Looking at OECD data we see that the female self-employment share is lower in countries like Sweden and other Scandinavian countries compared to, e.g., the United Kingdom or Southern European countries like Italy, Spain, and Portugal. However, the US stands out with a relatively low share of women in self-employment (OECD 2016). Using data from the European Social Survey, Noseleit (2014b) compares female self-employment rates across countries and analyze how it is related to child care availability. He finds a negative relationship; the female self-employment rate is lower in countries with better child care provision.

The results presented in the present paper adds to previous findings from other countries but also to cross-country comparisons. We find that, in spite of generous child care provision, mothers of young children living in Sweden are more likely to be self-employed compared to being wage earners. The results from a multinomial logit model also reveal that women with children between 4 and 15 years of age are more likely to be self-employed compared to be in non-employment.
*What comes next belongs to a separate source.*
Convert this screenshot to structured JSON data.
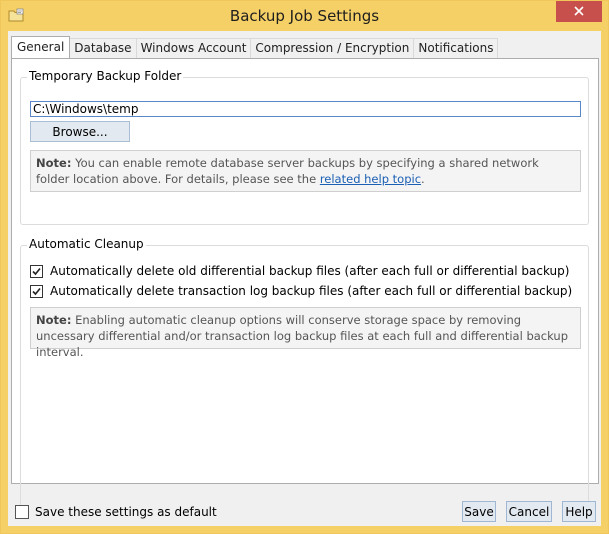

A problem with making cross-country comparisons of the female self-employment rate is that in most cases all women are included in this measure. If one were to calculate the self-employment rate among mothers with dependent children it is possible that we would find smaller differences between countries. The results presented in this paper points toward this. When looking at the overall female self-employment rate it is possible that cross-country differences mostly could be attributed to differences in the self-employment rate among women without dependent children. It would be very interesting if these questions could be addressed in a future study.